Que faire de leur cerveau bleu ?

mardi 8 mai 2018, par Florian Forestier

Introduction : le concept de plasticité

Le concept de plasticité est pour Catherine Malabou un paradigme autant qu’un outil [1]. La plasticité décrit en effet d’abord un régime de pensée, qui assume les principaux postulats de la déconstruction et du post-modernisme (abandon des référents maitres, des causes premières et des raisons dernières, de toute « assurance » du sens) en prenant au sérieux les risques d’impuissance et d’inconsistance, que ces perspectives impliquent. La plasticité marque pour cela le retour d’un certain hégélianisme : elle est un avatar ou une métamorphose de la pensée dialectique. Elle se présente comme la « résistance de la différance à sa réduction graphique [2] » et implique un tournant qu’on peut caractériser de matérialiste de la déconstruction. Il s’agit ainsi de prendre plutôt acte de la robustesse, de la pesée, de la figure sous laquelle se montre le monde, sans lui trouver d’assises ou de raison extérieure à elle. Pour résumer, la plasticité se veut une pensée de la matérialité et de la forme (et ipso facto, puisque la forme n’est rien hors d’elle-même, de l’évolutivité, des inerties autant que des transformations).

Sur un autre plan, la plasticité se veut une pensée matérialiste de la liberté, du mode d’inscription de la liberté dans le biologique et dans la matière. Catherine Malabou conçoit cette pensée comme l’ouverture d’une praxis : il s’agit moins d’en démontrer philosophiquement la possibilité que d’accepter celle-ci et s’interroger sur ce qu’elle implique, ce que nous pouvons en faire, ce qu’elle nous permet de faire de nous-mêmes.

La référence à Foucault est ainsi prégnante pour ce projet qui élargit l’idée de culture de soi en culture neuronale de soi assumant que notre finitude même, que ce que nous savons de notre nature et de notre cerveau nous modifie, nous permet de nous modifier.

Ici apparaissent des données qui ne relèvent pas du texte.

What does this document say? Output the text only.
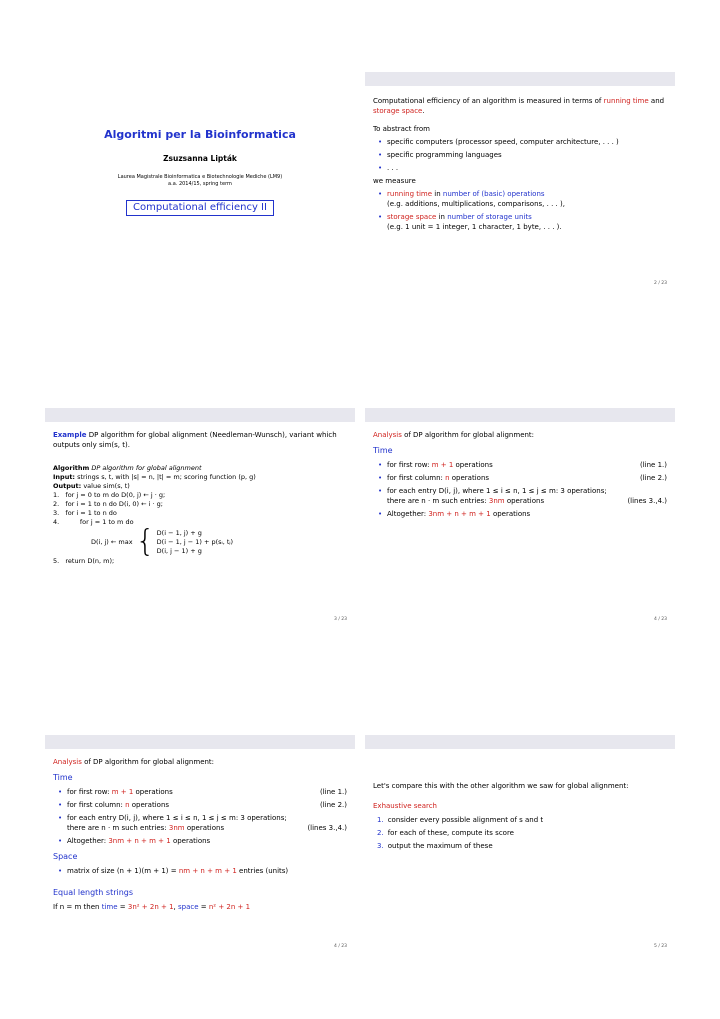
Algoritmi per la Bioinformatica
Zsuzsanna Lipták
Laurea Magistrale Bioinformatica e Biotechnologie Mediche (LM9)
a.a. 2014/15, spring term
Computational efficiency II
Computational efficiency of an algorithm is measured in terms of running time and storage space.
To abstract from
• specific computers (processor speed, computer architecture, . . . )
• specific programming languages
• . . .
we measure
• running time in number of (basic) operations
(e.g. additions, multiplications, comparisons, . . . ),
• storage space in number of storage units
(e.g. 1 unit = 1 integer, 1 character, 1 byte, . . . ).
2 / 23
Example DP algorithm for global alignment (Needleman-Wunsch), variant which outputs only sim(s, t).
Algorithm DP algorithm for global alignment
Input: strings s, t, with |s| = n, |t| = m; scoring function (p, g)
Output: value sim(s, t)
1.   for j = 0 to m do D(0, j) ← j · g;
2.   for i = 1 to n do D(i, 0) ← i · g;
3.   for i = 1 to n do
4.          for j = 1 to m do
D(i, j) ← max { D(i − 1, j) + g
D(i − 1, j − 1) + p(sᵢ, tⱼ)
D(i, j − 1) + g
5.   return D(n, m);
3 / 23
Analysis of DP algorithm for global alignment:
Time
• for first row: m + 1 operations	(line 1.)
• for first column: n operations	(line 2.)
• for each entry D(i, j), where 1 ≤ i ≤ n, 1 ≤ j ≤ m: 3 operations;
there are n · m such entries: 3nm operations	(lines 3.,4.)
• Altogether: 3nm + n + m + 1 operations
4 / 23
Analysis of DP algorithm for global alignment:
Time
• for first row: m + 1 operations	(line 1.)
• for first column: n operations	(line 2.)
• for each entry D(i, j), where 1 ≤ i ≤ n, 1 ≤ j ≤ m: 3 operations;
there are n · m such entries: 3nm operations	(lines 3.,4.)
• Altogether: 3nm + n + m + 1 operations
Space
• matrix of size (n + 1)(m + 1) = nm + n + m + 1 entries (units)
Equal length strings
If n = m then time = 3n² + 2n + 1, space = n² + 2n + 1
4 / 23
Let's compare this with the other algorithm we saw for global alignment:
Exhaustive search
1. consider every possible alignment of s and t
2. for each of these, compute its score
3. output the maximum of these
5 / 23
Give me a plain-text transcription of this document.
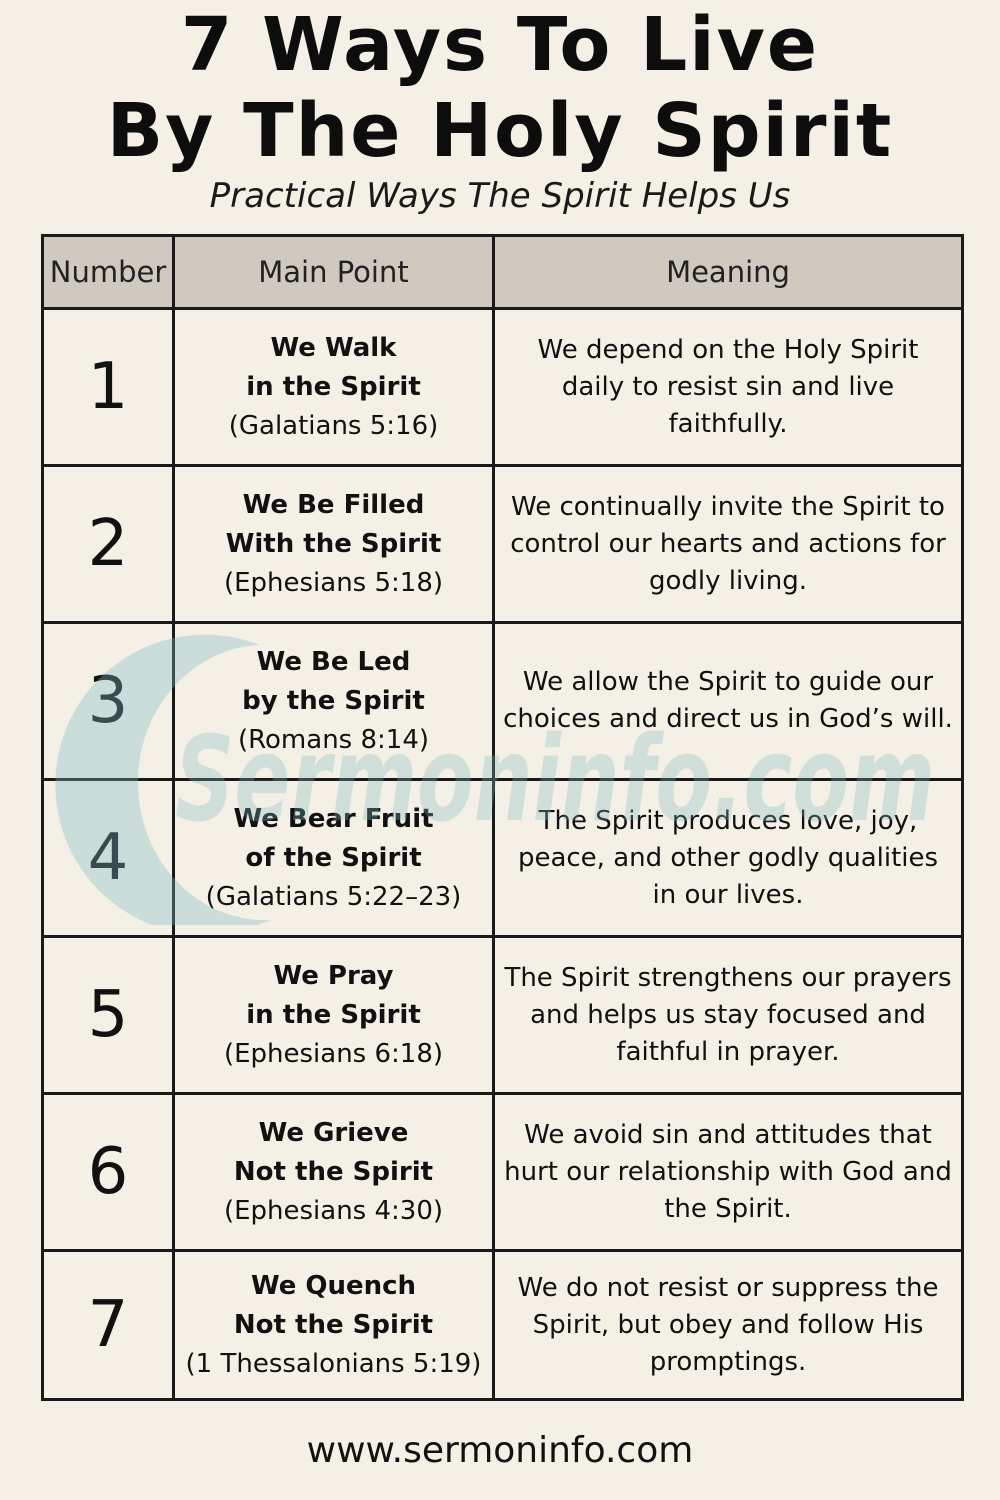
7 Ways To Live
By The Holy Spirit
Practical Ways The Spirit Helps Us
Number	Main Point	Meaning
1	We Walk
in the Spirit
(Galatians 5:16)	We depend on the Holy Spirit daily to resist sin and live faithfully.
2	We Be Filled
With the Spirit
(Ephesians 5:18)	We continually invite the Spirit to control our hearts and actions for godly living.
3	We Be Led
by the Spirit
(Romans 8:14)	We allow the Spirit to guide our choices and direct us in God’s will.
4	We Bear Fruit
of the Spirit
(Galatians 5:22–23)	The Spirit produces love, joy, peace, and other godly qualities in our lives.
5	We Pray
in the Spirit
(Ephesians 6:18)	The Spirit strengthens our prayers and helps us stay focused and faithful in prayer.
6	We Grieve
Not the Spirit
(Ephesians 4:30)	We avoid sin and attitudes that hurt our relationship with God and the Spirit.
7	We Quench
Not the Spirit
(1 Thessalonians 5:19)	We do not resist or suppress the Spirit, but obey and follow His promptings.
Sermoninfo.com
www.sermoninfo.com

Proposé dans Que faire de notre cerveau ? [3], ce modèle paraît cependant rétrospectivement naïf. Il est en effet en particulier construit en opposition à une interprétation de la cybernétique du cerveau remise en cause par les formes que prend actuellement le développement de l’intelligence artificielle. La confrontation avec la question de la cybernétique entreprise en retour permet de revenir sur un certain nombre de postulats de la pensée plastique de la liberté, en particulier sur l’idée que la plasticité serait en soi liberté. Au lieu d’opposer classiquement intelligence et automatisme, nous sommes appelés à examiner l’intrication des deux, toute intelligence étant d’emblée en quelque sorte artificielle, pour le dire de manière derridienne. Cet examen [4] nous ramène alors, avec Bourdieu et Dewey, aux modalités concrètes de la praxis qu’est l’intelligence, à sa processualité autant qu’à son inscription sociale.

A : La question de l’intelligence

Le premier temps de la démonstration est une histoire de la mesure de l’intelligence et de la contestation de cette mesure. Malgré les précautions qu’on veut prendre, la mesure de l’intelligence ne demeure jamais neutre, et ne cesse d’être détournée dans une perspective de manipulation et de contrôle, le plus souvent ouverte sur l’eugénisme. La notion de Quotient Intellectuel, agrégeant les résultats de sous-tests multiples en un seul indicateur (le QI), présuppose l’homogénéité statistique des résultats à ces sous-tests (homogénéité hors de laquelle normalement le QI n’est pas considéré comme pertinent et qui est considérée comme indicatrice de troubles neurologiques). Cette agrégation se constitue alors comme norme unique d’une seule intelligence, et son usage tend naturellement au repérage des sujets d’élites autant qu’à la recherche des déterminants génétiques associés. Une telle dérive eugéniste, associée en particulier à la personnalité de Galton mais rémanente dans le débat consacré à la mesure de l’intelligence, semble pour l’instant selon Malabou se heurter à des impasses techniques révélées par exemple par les difficultés rencontrées par le Human genome project.

La critique philosophique de la mesure de l’intelligence se cantonne le plus souvent à une stratégie assez classique dont la pensée de Bergson donne le résumé : il s’agit d’opposer à l’aspect quantitatif de la mesure le caractère qualitatif de l’intelligence, lequel rend toute tentative de déterminer les formes supérieures d’activité intellectuelle illusoire. Cette objection méthodologique s’accompagne alors d’une remise en cause des fondements du projet même de la psychologie expérimentale. La mesure des capacités intellectuelles semble d’abord toujours assujettie à un contexte social : ainsi, la généralisation des tests est largement liée à la conscription lors des deux guerres mondiales. Le rôle du psychologue dans un tel contexte est bien de permettre d’utiliser l’humain selon les fonctions qu’on veut lui faire prendre. Cet usage est par ailleurs lui-même à comprendre dans l’horizon plus vaste d’une biopolitique, d’une organisation impliquant d’enrégimenter l’esprit et de le faire tourner d’une certaine façon, dans laquelle le traitement de l’information est devenue le levier central. Plus avant, c’est le concept d’intelligence en tant que tel qui peut être mis en question et reconduit avec Heidegger à une modalité de calcul, à une composante d’un projet visant à arraisonner l’étant sous l’horizon de la calculabilité. Tout du moins, il semble de l’essence de l’intelligence de ne pouvoir se connaître, se décrire, se maitriser elle-même ; l’intelligence étant co-originaire de la bêtise (Derrida), toute auto-affirmation de l’esprit est vouée à être dérisoire et à se caricaturer elle-même.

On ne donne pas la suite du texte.